I had to turn off the Senate hearing on the allegations of sexual assault by Supreme Court nominee Brett Kavanaugh. Watching the hearing, I felt that I was witnessing a nation ripping itself apart and the demise of the rule of law that ensures the freedom of America.
When Kennedy announced his retirement, I wrote a blog post with the title of “Shitstorm at the Supreme Court”. In hindsight, that title was a huge understatement.
I started my law career as a defense attorney, and I’ve represented those accused of sexual offenses and I know all too well how emotionally grinding those cases are for the lawyers involved, much less the victims or the accused. On social media, I see many of my friends denouncing Rachell Mitchell as she questions witnesses and I want to defend her because I’ve been her and I have had to cross examine victims of sexual assault. I know how painful it was for me and how terribly conflicted it left me feeling no matter how humane I tried to be while also giving my client the zealous representation necessary in criminal defense.

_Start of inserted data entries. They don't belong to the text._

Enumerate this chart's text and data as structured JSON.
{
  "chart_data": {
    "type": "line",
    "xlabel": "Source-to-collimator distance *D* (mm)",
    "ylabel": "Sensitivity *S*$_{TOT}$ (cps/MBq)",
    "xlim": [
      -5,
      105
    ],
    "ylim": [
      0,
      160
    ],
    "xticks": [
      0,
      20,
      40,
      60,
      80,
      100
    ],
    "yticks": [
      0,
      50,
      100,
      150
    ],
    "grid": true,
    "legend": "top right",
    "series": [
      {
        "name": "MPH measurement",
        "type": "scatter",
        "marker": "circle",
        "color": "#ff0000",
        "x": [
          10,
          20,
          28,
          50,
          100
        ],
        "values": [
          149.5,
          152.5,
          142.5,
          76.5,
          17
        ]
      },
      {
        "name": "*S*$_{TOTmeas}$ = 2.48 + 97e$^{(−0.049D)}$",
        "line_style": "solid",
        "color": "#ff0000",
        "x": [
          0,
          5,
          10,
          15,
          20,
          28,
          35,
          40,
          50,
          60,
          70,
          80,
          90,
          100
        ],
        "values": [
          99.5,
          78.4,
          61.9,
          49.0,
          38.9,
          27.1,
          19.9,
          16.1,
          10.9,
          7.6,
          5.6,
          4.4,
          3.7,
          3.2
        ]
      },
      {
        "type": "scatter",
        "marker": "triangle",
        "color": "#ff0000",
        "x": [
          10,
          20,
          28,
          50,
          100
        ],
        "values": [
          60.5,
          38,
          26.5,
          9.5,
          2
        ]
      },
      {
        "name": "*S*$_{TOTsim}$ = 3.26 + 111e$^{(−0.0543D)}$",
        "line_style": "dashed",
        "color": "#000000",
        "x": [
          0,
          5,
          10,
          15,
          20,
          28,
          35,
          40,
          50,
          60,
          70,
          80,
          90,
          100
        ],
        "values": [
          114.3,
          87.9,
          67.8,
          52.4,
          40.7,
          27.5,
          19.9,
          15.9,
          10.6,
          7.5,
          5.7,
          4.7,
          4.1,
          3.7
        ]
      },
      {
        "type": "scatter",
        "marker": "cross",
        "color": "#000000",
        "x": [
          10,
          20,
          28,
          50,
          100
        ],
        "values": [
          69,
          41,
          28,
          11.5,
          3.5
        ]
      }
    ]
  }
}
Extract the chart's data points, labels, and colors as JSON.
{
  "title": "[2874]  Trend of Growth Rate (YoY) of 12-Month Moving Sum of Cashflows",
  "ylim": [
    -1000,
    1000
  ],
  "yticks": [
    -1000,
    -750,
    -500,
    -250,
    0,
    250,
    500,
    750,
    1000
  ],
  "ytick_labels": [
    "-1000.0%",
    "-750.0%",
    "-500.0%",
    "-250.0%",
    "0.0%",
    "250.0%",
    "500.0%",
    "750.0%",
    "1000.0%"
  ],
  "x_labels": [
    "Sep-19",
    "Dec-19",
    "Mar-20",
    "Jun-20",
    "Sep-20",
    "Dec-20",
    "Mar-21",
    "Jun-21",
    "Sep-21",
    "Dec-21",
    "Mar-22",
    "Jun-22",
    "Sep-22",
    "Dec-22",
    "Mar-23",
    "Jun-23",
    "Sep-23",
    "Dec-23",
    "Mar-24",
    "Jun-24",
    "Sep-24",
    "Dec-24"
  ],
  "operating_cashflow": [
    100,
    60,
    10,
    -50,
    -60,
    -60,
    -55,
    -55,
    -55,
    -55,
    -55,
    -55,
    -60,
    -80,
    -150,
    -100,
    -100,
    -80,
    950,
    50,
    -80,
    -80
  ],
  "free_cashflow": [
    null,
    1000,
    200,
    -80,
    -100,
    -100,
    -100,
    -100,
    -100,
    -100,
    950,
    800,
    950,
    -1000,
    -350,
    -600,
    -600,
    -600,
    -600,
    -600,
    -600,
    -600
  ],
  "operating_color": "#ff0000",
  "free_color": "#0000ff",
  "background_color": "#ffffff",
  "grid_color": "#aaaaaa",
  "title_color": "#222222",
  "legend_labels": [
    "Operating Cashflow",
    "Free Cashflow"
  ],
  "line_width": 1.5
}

I don’t have as much sympathy for the politicians from both parties who are turning this hearing into a spectacle and blatantly using it for political gain.
I believe we are better off with the rule of law and civil trials than vigilante justice, so when I cross examine a victim of a crime, I tell myself that I am not only protecting the defendant, but the greater good. I believe we are all freer when the State has to prove ever single element of a crime before it can take our freedom and our reputations. One of the major reasons I left criminal law was having to cross examine an 8-year-old victim who told inconsistent stories and had accused several other innocent people of abusing him.
It is my hope that Judge Kavanaugh will withdraw his nomination, but I don’t think that’s going to happen. I want him to withdraw because he is too polarizing a figure to sit on the Court at this point. I fear that, if he is seated, there will be a great loss of faith in the Supreme Court and that court has to be much greater than any individual. People give their lives to protect the rule of law in our country. Asking one very fortunate and privileged man to step aside in order to preserve the public’s respect for the Court is not too much to ask.
As I watch this hearing, I can’t help but feel that the future of the country is at stake. I don’t mean who controls Congress or who sits on the Court, but whether we can continue to function as a democracy and as a nation. We must find a way to step back from the intense partisan warfare that began on talk radio before jumping onto the internet and spreading like a disease through American society destroying communities, friendships, and even family relationships. As I wrote in earlier post, democracy requires forbearance and restraint. Just because you can pack the Court with Judges who terrify your political opponents or refuse to hold a hearing on a nominee from an opposing party president, or gerrymander election districts to ensure your party continues to win, doesn’t mean you should do it. Such acts destroy the ties that hold us together as a nation and we get the complete and utter dysfunction we’re seeing in our government today. History shows, dysfunction like ours leads to a loss of democracy and the rise of totalitarian rule.
In my dreams, I would like to see Kavanaugh withdraw and another individual nominated from a list of nominees agreed upon by the leaders of both parties. I would hope that the nominee would be an excellent legal scholar, and someone who adds intellectual and experiential diversity of the Supreme Court. Hopefully, someone who graduated from a school other than Yale or Harvard. Sadly, I know that I’m just dreaming, but I’m free to dream…for now.